As someone relatively new to social housing, what’s struck me most is what the housing sector can learn from other sectors in terms of how they could use data to deliver better outcomes for their customers.
Before joining ForHousing in 2018, I spent ten years developing analytic solutions for supermarkets across Europe and North America; a highly competitive sector where to get ahead, it’s vital to use real-time analytics, and that means constantly scrutinising significant volumes of data.
Although customers’ needs in housing are very different to those of retail consumers, there is huge potential to take inspiration from this approach and transform the way data is used.
Many housing providers predominantly take a reporting service approach. By moving to a service that focuses on data quality and analysis, there is an opportunity to continually improve services and deliver more for tenants, which is what we’re doing at ForHousing.
This needs a cultural shift in order to demonstrate the value of data and how it can benefit customers as well as enhance the way housing providers do business.
GDPR has played an important part in supporting this agenda. When the new data regulations came into force and everyone was talking about information security, the focus on data sharpened. Senior management teams are now beginning to realise that data is one of the things they simply must get right – it’s a way to survive and thrive.
A cultural shift
However, when demonstrating the value of data, it’s vital to resist the temptation to dive straight into technology. This cultural shift needs to be about people, processes and technology, in that order, with an emphasis on exploring what data governance means for both staff and tenants.
Taking time to explore an organisation’s behaviours and attitudes to data can uncover really valuable insights. For example, do you have a single source of trusted data or are you relying on lots of spreadsheets?
Housing providers are gathering more and more data, creating a challenge around how to manage that data. People then try to solve that data management problem by bringing in analytical tools; in my experience, it’s better to empower your data teams to tackle the underlying issues first.
Developing a data strategy
At ForHousing, I’ve led the development of a data strategy to improve our approach to data gathering.
Rather than leap straight into running data-quality projects, I was keen to map out a sustainable way forward. We needed a data warehouse; a single place where all the information in the organisation could be stored and accessed.
To do that, we decided to move our three core systems (finance, housing and asset management) onto Illumar’s housing data enterprise platform. The platform does much more than simply extract data from multiple sources, it also systematically applies technical and local business rules to transform the data.
This has been particularly valuable when using the system to prepare our statistical data return (SDR) to the Regulator of Social Housing. It provides further confidence in the quality of our data and has made the gathering and delivery of our data much more efficient.
Bringing in an established data management platform, rather than building something ourselves, meant that our data team could focus on creating reports.

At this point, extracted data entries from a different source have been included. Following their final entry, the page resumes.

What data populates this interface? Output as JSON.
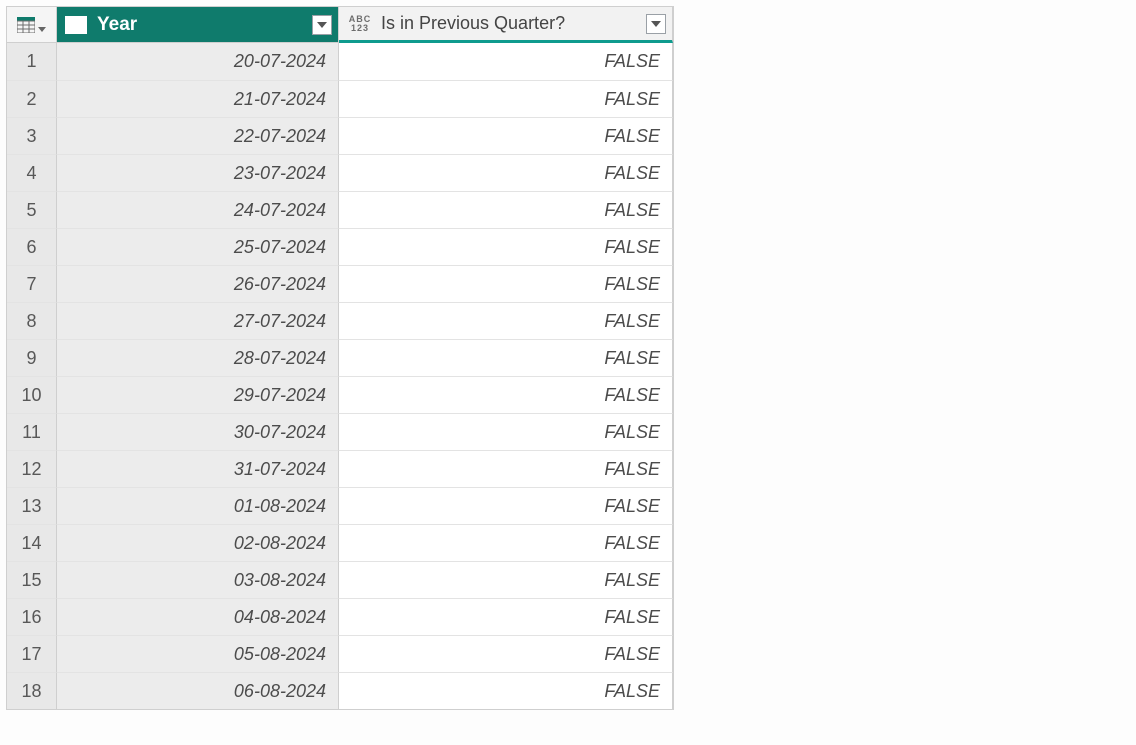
{
  "columns": {
    "year": {
      "label": "Year",
      "type": "date"
    },
    "prev": {
      "label": "Is in Previous Quarter?",
      "type": "any"
    }
  },
  "rows": [
    {
      "n": "1",
      "year": "20-07-2024",
      "prev": "FALSE"
    },
    {
      "n": "2",
      "year": "21-07-2024",
      "prev": "FALSE"
    },
    {
      "n": "3",
      "year": "22-07-2024",
      "prev": "FALSE"
    },
    {
      "n": "4",
      "year": "23-07-2024",
      "prev": "FALSE"
    },
    {
      "n": "5",
      "year": "24-07-2024",
      "prev": "FALSE"
    },
    {
      "n": "6",
      "year": "25-07-2024",
      "prev": "FALSE"
    },
    {
      "n": "7",
      "year": "26-07-2024",
      "prev": "FALSE"
    },
    {
      "n": "8",
      "year": "27-07-2024",
      "prev": "FALSE"
    },
    {
      "n": "9",
      "year": "28-07-2024",
      "prev": "FALSE"
    },
    {
      "n": "10",
      "year": "29-07-2024",
      "prev": "FALSE"
    },
    {
      "n": "11",
      "year": "30-07-2024",
      "prev": "FALSE"
    },
    {
      "n": "12",
      "year": "31-07-2024",
      "prev": "FALSE"
    },
    {
      "n": "13",
      "year": "01-08-2024",
      "prev": "FALSE"
    },
    {
      "n": "14",
      "year": "02-08-2024",
      "prev": "FALSE"
    },
    {
      "n": "15",
      "year": "03-08-2024",
      "prev": "FALSE"
    },
    {
      "n": "16",
      "year": "04-08-2024",
      "prev": "FALSE"
    },
    {
      "n": "17",
      "year": "05-08-2024",
      "prev": "FALSE"
    },
    {
      "n": "18",
      "year": "06-08-2024",
      "prev": "FALSE"
    }
  ]
}
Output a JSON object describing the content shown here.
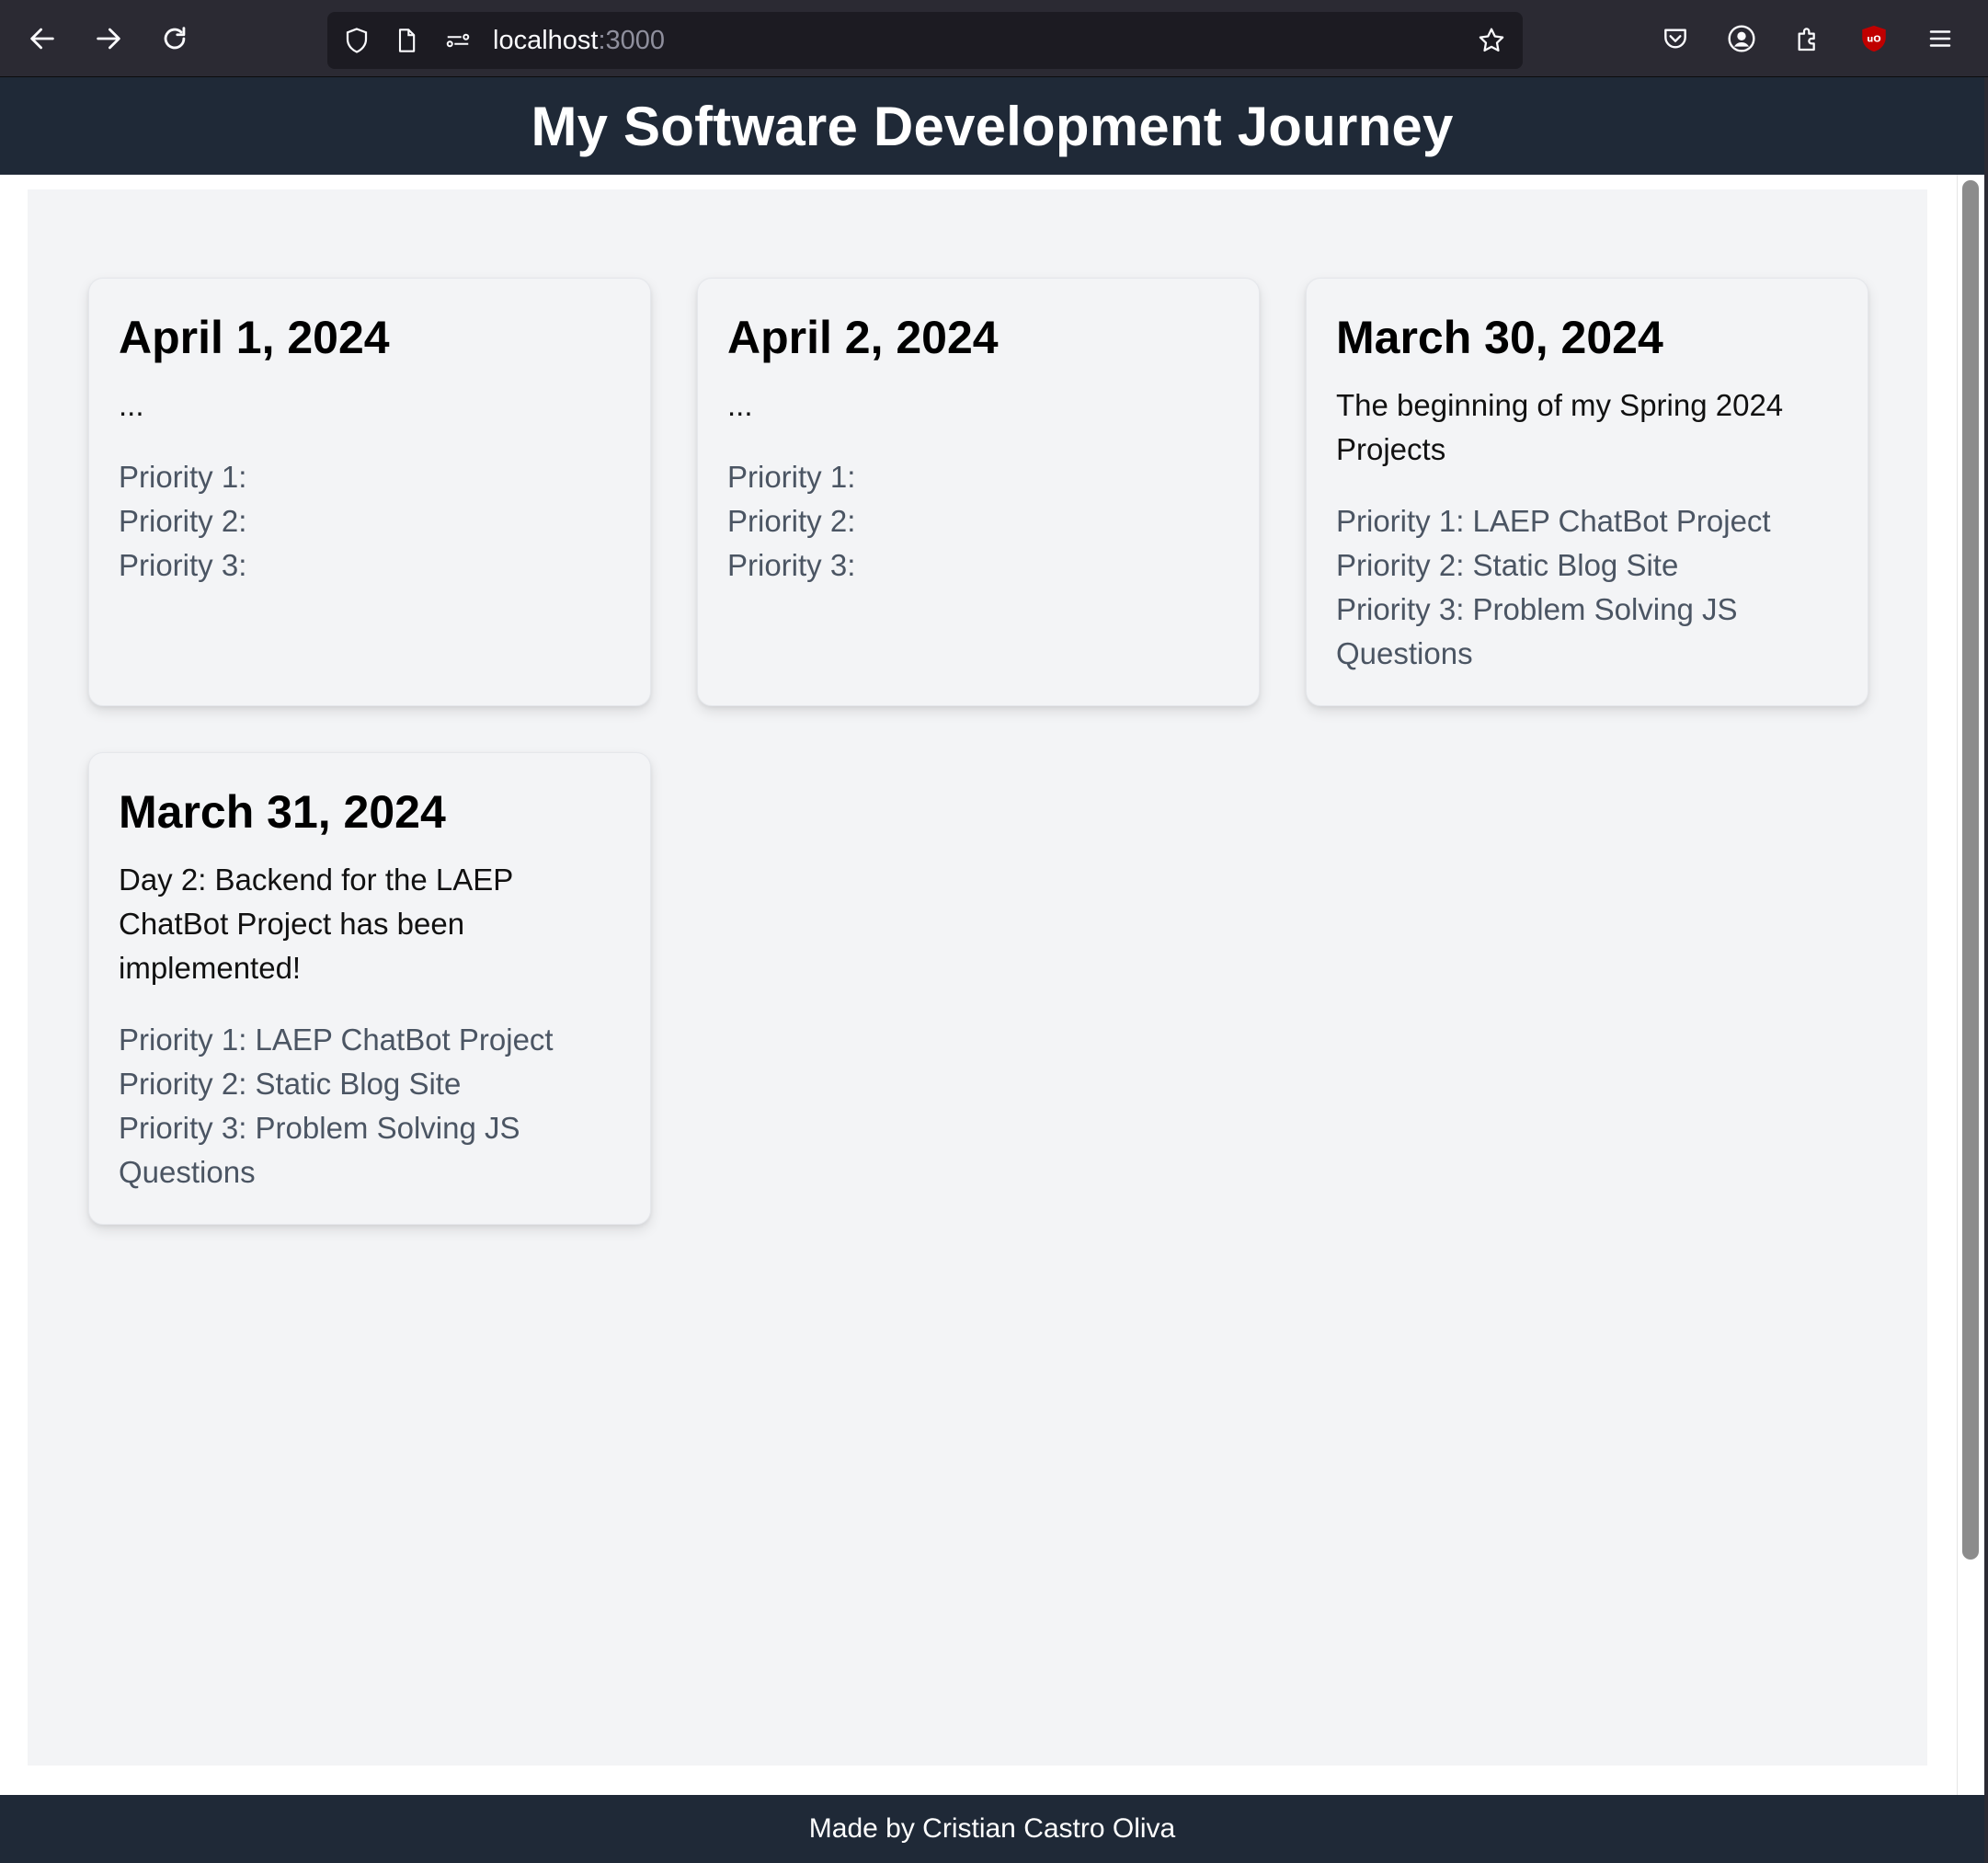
{
  "browser": {
    "url_host": "localhost",
    "url_port": ":3000",
    "icons": {
      "back": "back-arrow-icon",
      "forward": "forward-arrow-icon",
      "reload": "reload-icon",
      "shield": "shield-icon",
      "page": "page-icon",
      "permissions": "permissions-icon",
      "bookmark": "star-icon",
      "pocket": "pocket-icon",
      "account": "account-icon",
      "extensions": "puzzle-icon",
      "ublock": "ublock-icon",
      "menu": "hamburger-menu-icon"
    }
  },
  "header": {
    "title": "My Software Development Journey"
  },
  "cards": [
    {
      "date": "April 1, 2024",
      "description": "...",
      "priorities": [
        "Priority 1:",
        "Priority 2:",
        "Priority 3:"
      ]
    },
    {
      "date": "April 2, 2024",
      "description": "...",
      "priorities": [
        "Priority 1:",
        "Priority 2:",
        "Priority 3:"
      ]
    },
    {
      "date": "March 30, 2024",
      "description": "The beginning of my Spring 2024 Projects",
      "priorities": [
        "Priority 1: LAEP ChatBot Project",
        "Priority 2: Static Blog Site",
        "Priority 3: Problem Solving JS Questions"
      ]
    },
    {
      "date": "March 31, 2024",
      "description": "Day 2: Backend for the LAEP ChatBot Project has been implemented!",
      "priorities": [
        "Priority 1: LAEP ChatBot Project",
        "Priority 2: Static Blog Site",
        "Priority 3: Problem Solving JS Questions"
      ]
    }
  ],
  "footer": {
    "text": "Made by Cristian Castro Oliva"
  },
  "colors": {
    "header_bg": "#1f2937",
    "content_bg": "#f3f4f6",
    "priority_text": "#4b5563",
    "chrome_bg": "#2b2a33",
    "ublock_red": "#c00000"
  }
}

It future-proofed our approach to data because the platform itself does 95 per cent of the work. And if a developer moves on, their knowledge doesn’t move with them because the platform systematically documents changes.
But our use of the new platform is only really the start of our data management journey. Applying business rules and checks ensures high quality data, but what about the data that fails, the bad data?
By being able to quarantine the bad data, we can target the really important people-side of the equation; by knowing where the bad data is and where it’s coming from, we can create a feedback process to address that and generate real confidence in our automated reporting.
Our new approach is already having a positive impact. The time saved through the efficiency of our new system can be used to gain valuable insights from our data, helping us to highlight areas where we can improve our services.
There is a real opportunity for us to maximise data management as a vital tool that supports our vision and purpose and ultimately improve people’s lives. At ForHousing, our new approach to data is driven by our commitment to making more things possible for more people.
Zahir Yasin is director of data and analytics at ForHousing.